Les motivations pour partager son savoir sont multiples : échange de technologies entre la Corée du Nord et le Pakistan, accès au pétrole irakien ou iranien pour la France, développer en secret des technologies militaires dans un pays tiers pour l’Allemagne ou tout simplement renforcer son camp. Malheureusement, cette prolifération, dite horizontale, ne fait qu’augmenter le risque de voir un conflit régional dégénérer en guerre nucléaire. En effet, aucun pays, pas même les démocraties, n’est à l’abri de l’accession au pouvoir d’une équipe dirigeante peu scrupuleuse.

De fait, pas un pays ne s’est doté d’infrastructures nucléaires sans une arrière-pensée militaire, même si certains, comme la Suisse, le Brésil ou l’Afrique du Sud par exemple, ont officiellement renoncé à l’arme nucléaire. Quarante-quatre pays sont actuellement recensés par le traité d’interdiction des essais nucléaires comme possédant une technologie suffisante pour accéder à l’arme suprême. Personne ne met en doute qu’il suffirait d’un délai de quelques mois à un pays très industrialisé pour disposer, s’il le souhaitait, de l’arme atomique et des moyens de la déployer. L’acharnement du Japon, par exemple, à vouloir développer une filière plutonium et des lanceurs de satellites en dépit de nombreux déboires est lourd de sens à cet égard.

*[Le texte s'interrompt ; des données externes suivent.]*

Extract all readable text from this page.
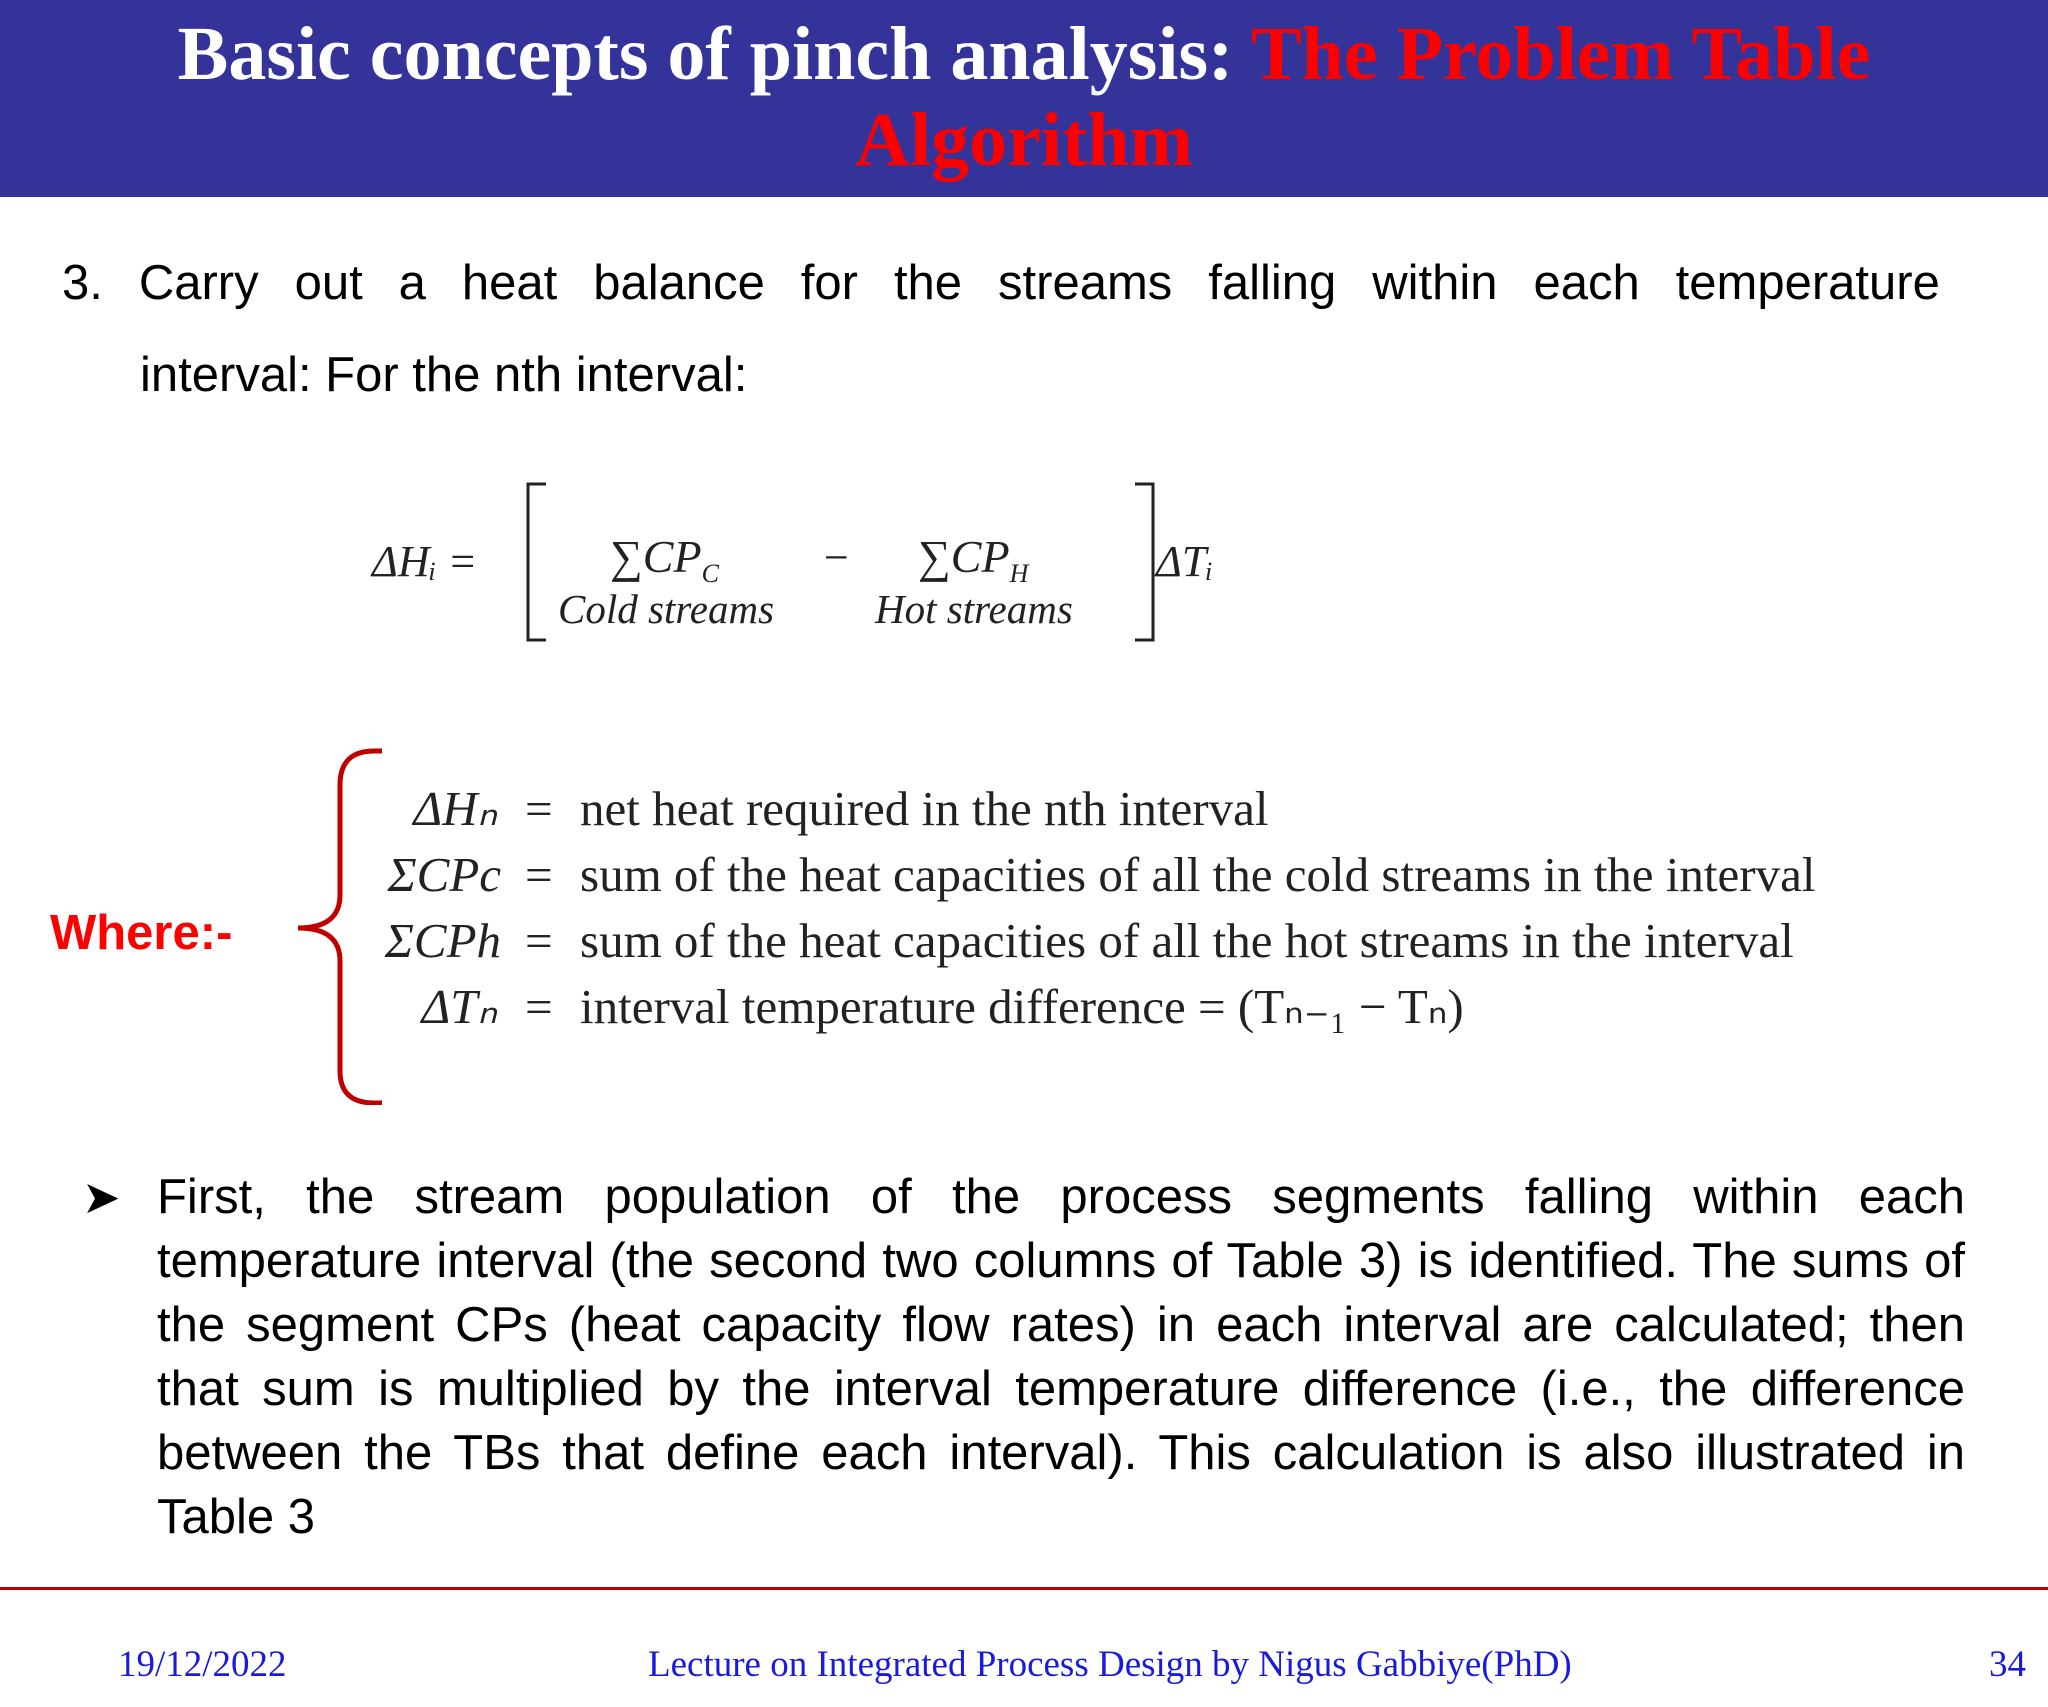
Basic concepts of pinch analysis: The Problem Table Algorithm
3. Carry out a heat balance for the streams falling within each temperature
interval: For the nth interval:
ΔHᵢ =	$\sum CP_C$
Cold streams
− $\sum CP_H$
Hot streams
ΔTᵢ
Where:-
ΔHₙ = net heat required in the nth interval
ΣCPc = sum of the heat capacities of all the cold streams in the interval
ΣCPh = sum of the heat capacities of all the hot streams in the interval
ΔTₙ = interval temperature difference = (Tₙ₋₁ − Tₙ)
➤ First, the stream population of the process segments falling within each temperature interval (the second two columns of Table 3) is identified. The sums of the segment CPs (heat capacity flow rates) in each interval are calculated; then that sum is multiplied by the interval temperature difference (i.e., the difference between the TBs that define each interval). This calculation is also illustrated in Table 3
19/12/2022	Lecture on Integrated Process Design by Nigus Gabbiye(PhD)	34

Conceptuellement, il est facile de fabriquer une arme rudimentaire, la difficulté étant d’ordre technologique pour accéder à la matière fissible. Le plutonium issu des réacteurs civils peut faire l’affaire, avec des performances moindres. Les Etats-Unis l’ont testé. Pour un groupe terroriste, qui recherche davantage un impact psychologique et médiatique, c’est suffisant. Mais dans une situation d’équilibre de la terreur, il faut des armes fiables qui n’explosent pas accidentellement et qui, en cas d’attaque, détruisent bien toutes les capacités ennemies à réagir. De telles armes nécessitent de la matière fissile dite de qualité militaire et des développements technologiques poussés. Le risque est déjà grand, avec des armes plus ou moins rudimentaires, de voir des équilibres régionaux se transformer en catastrophe, sans pour autant apporter la paix. Par exemple, le conflit au Cachemire n’a pas cessé avec l’accession de l’Inde et du Pakistan au statut de puissances nucléaires.

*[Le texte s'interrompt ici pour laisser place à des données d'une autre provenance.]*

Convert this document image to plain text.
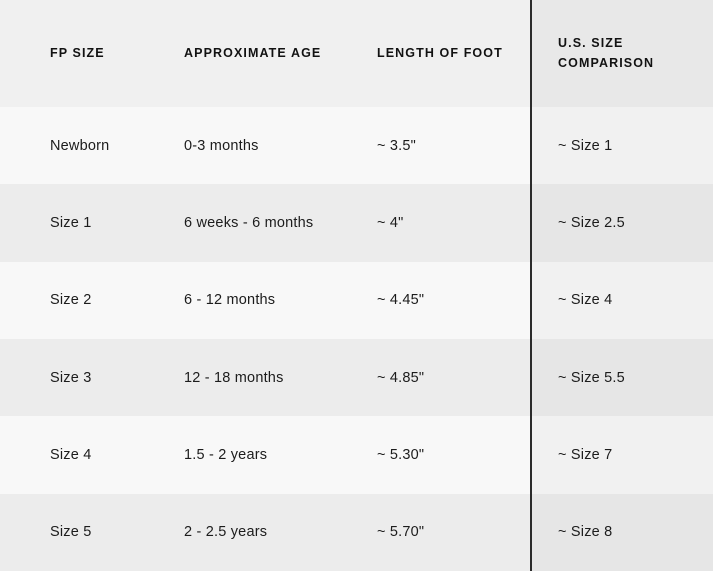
FP SIZE	APPROXIMATE AGE	LENGTH OF FOOT	U.S. SIZE COMPARISON
Newborn	0-3 months	~ 3.5"	~ Size 1
Size 1	6 weeks - 6 months	~ 4"	~ Size 2.5
Size 2	6 - 12 months	~ 4.45"	~ Size 4
Size 3	12 - 18 months	~ 4.85"	~ Size 5.5
Size 4	1.5 - 2 years	~ 5.30"	~ Size 7
Size 5	2 - 2.5 years	~ 5.70"	~ Size 8
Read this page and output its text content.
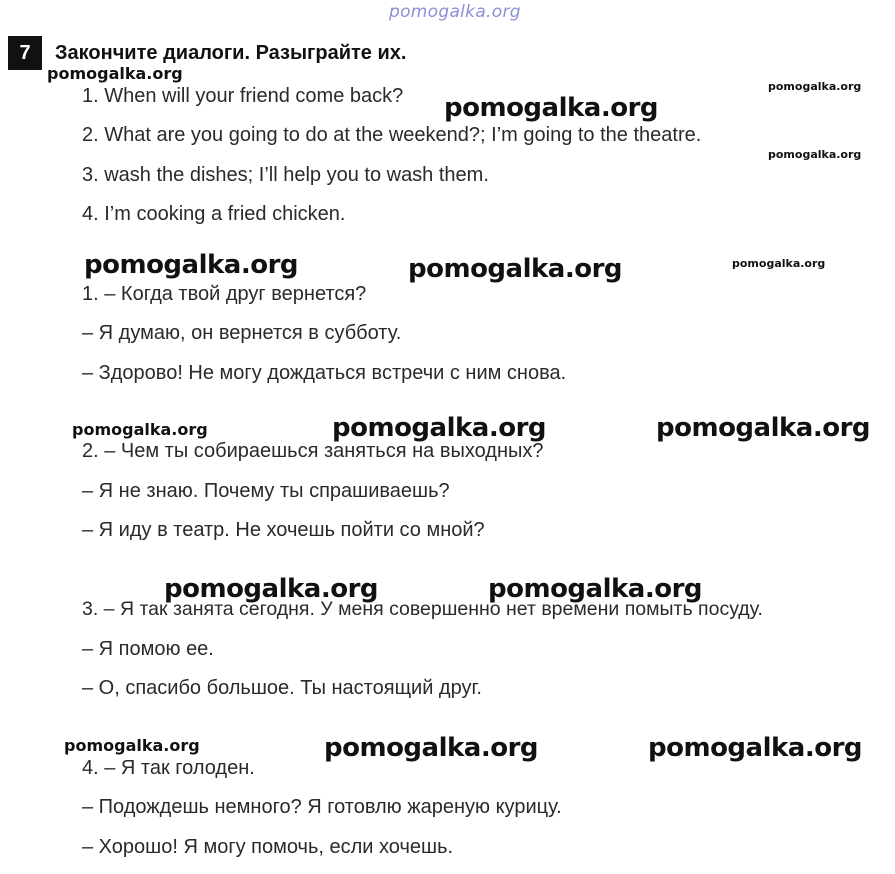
pomogalka.org
7	Закончите диалоги. Разыграйте их.
1. When will your friend come back?
2. What are you going to do at the weekend?; I’m going to the theatre.
3. wash the dishes; I’ll help you to wash them.
4. I’m cooking a fried chicken.
1. – Когда твой друг вернется?
– Я думаю, он вернется в субботу.
– Здорово! Не могу дождаться встречи с ним снова.
2. – Чем ты собираешься заняться на выходных?
– Я не знаю. Почему ты спрашиваешь?
– Я иду в театр. Не хочешь пойти со мной?
3. – Я так занята сегодня. У меня совершенно нет времени помыть посуду.
– Я помою ее.
– О, спасибо большое. Ты настоящий друг.
4. – Я так голоден.
– Подождешь немного? Я готовлю жареную курицу.
– Хорошо! Я могу помочь, если хочешь.
pomogalka.org
pomogalka.org
pomogalka.org
pomogalka.org
pomogalka.org	pomogalka.org	pomogalka.org
pomogalka.org	pomogalka.org	pomogalka.org
pomogalka.org	pomogalka.org
pomogalka.org	pomogalka.org	pomogalka.org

Dès 1946, l’Assemblée générale des Nations unies vote la création d’une commission atomique chargée d’éliminer les armes nucléaires et de destruction massive. Depuis, on ne compte plus les tentatives officielles et vœux pieux pour parvenir à un désarmement général. “L’homme se trouve placé devant l’alternative suivante : mettre fin à la course aux armements ou périr” prévient même l’ONU en 1977. Rien n’y fait. La diminution des arsenaux nucléaires des grandes puissances ne doit pas faire illusion. Ce sont des armes qui étaient devenues stratégiquement obsolètes qui ont été démantelées.

Les grandes puissances prennent comme prétexte la menace liée à la prolifération horizontale pour garder des arsenaux conséquents et développer de nouvelles armes, provoquant ainsi une prolifération dite verticale. Mais le tollé mondial provoqué par la reprise des essais nucléaires occidentaux en France en 1995 impose une certaine discrétion. Les programmes nucléaires “civils” permettent d’entretenir une infrastructure industrielle et un savoir faire ; sous couvert d’entretien du stock d’armes, les grandes puissances se sont engagées dans la course à une arme de quatrième génération miniaturisée, utilisable sur le champ de bataille. Elles s’appuient sur la recherche fondamentale qui leur sert d’alibi. Ainsi, par exemple, le laser mégajoule en France met en avant son intérêt pour l’astrophysique : la population se laisse berner et les concurrents avertis peuvent mesurer les progrès réalisés. Mais, le partage de certaines connaissances avec une communauté scientifique non-militaire, nécessaire pour attirer des chercheurs, facilite la prolifération horizontale.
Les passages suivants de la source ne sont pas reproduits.